The doing business index measures 10 areas of the business life cycle, of which Nepal recorded a decline in rank in six areas in 2016 as compared to 2015. Meanwhile rankings in two areas increased, whereas two remained unchanged.
Improvements in ranking
“Dealing with construction permits” and “Registering Property” recorded improved rankings. The former markedly ranked seven places higher than 2015 at 78th position, while the latter grew marginally by one place at 72nd position. Further, it can be observed that indicators for registering property such as the number of procedures, the time taken to complete procedures and costs are significantly lower than the South Asian average, with some even comparable to the OECD high average income economies.
In case of “Dealing with construction permits”, the indicators such as the cost of dealing with construction permits (recorded as a percentage of the warehouse value) decreased from 9.4% to 8.3%, whereas, in the area of “Registering property” there were no changes in its indicators. Therefore, in terms of actual improvement perhaps little has been achieved as the increase in ranking could more likely be a result of the new quality index that was introduced in the current methodology, especially in “Dealing with construction permits”.
Unfortunately, Nepal has failed to improve on the quality indices in both of the areas. Especially in regard to the quality of the land administration index. Nepal has persistently scored on the lower side in terms of reliability of infrastructure, transparency of information, geographic coverage and land dispute resolution.
Decrease in rankings
Areas that recorded a significant drop in rankings include “Resolving Insolvency” and “Getting credit”. Apart from this, the lower ranking areas include “Enforcing contracts”, and “Getting Electricity”. Within the area of “Resolving Insolvency”, it is interesting to note that despite the indicators showing no change compared to 2015, and having better scores than the South Asian average, ranking fell by eight places to 86th position. This perhaps suggests the improved performance of other nations as opposed to decline in Nepal’s performance.

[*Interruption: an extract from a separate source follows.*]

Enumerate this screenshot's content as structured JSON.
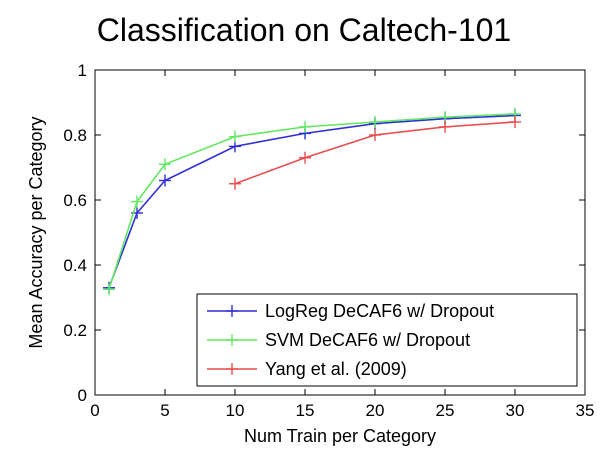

However, areas such as “Getting credit” and “Getting Electricity” rank among the lowest in South Asia, scoring the absolute minimum in indices such as depth of credit information, credit registry coverageand reliability of electricity supply and transparency of tariff.This implies that the rules and practices affecting the coverage, scope and accessibility has been poor; there is a severe lack in terms of a private credit bureau, credit information of individuals and firms borrowing history. There is also a persistent prevalence of high duration and frequency of power outages with poor tools to monitor power outage, restore power supply, and financial deterrents aimed at limiting outages, as well as inadequate regulatory monitoring and relatively opaque and inaccessible tariffs.
In regard to “Enforcing contracts”, it can be observed that the duration to resolve disputes on average takes about two and half years, almost six times more than the lowest dispute resolution time, along with the prevalence of inefficient judicial processes.Such inefficiencies can largely be attributed to hassles in trail and judgment proceedings, prolonged duration in enforcing judgment, and poor case management and court automation.
The comparisons however do not provide absolute changes in rankings, and thereby performance, as Doing Business Index updates certain methodologies and makes necessary modifications, additions and retractions of indices. Nonetheless, the comparisons do provide a certain benchmark to assess the ease of doing business.
Looking ahead, the trends seem discouraging as the low ranking areas do not appear to be showing signs of progress, but rather have performed worse than in previous years. This further points to the increasing difficulty for local entrepreneurs to open and run small to medium-size businesses meanwhile also complying with the relevant regulations. Given the prevalence of distressing economic turmoil in current times, the ease of doing business has plummeted down to the lowest.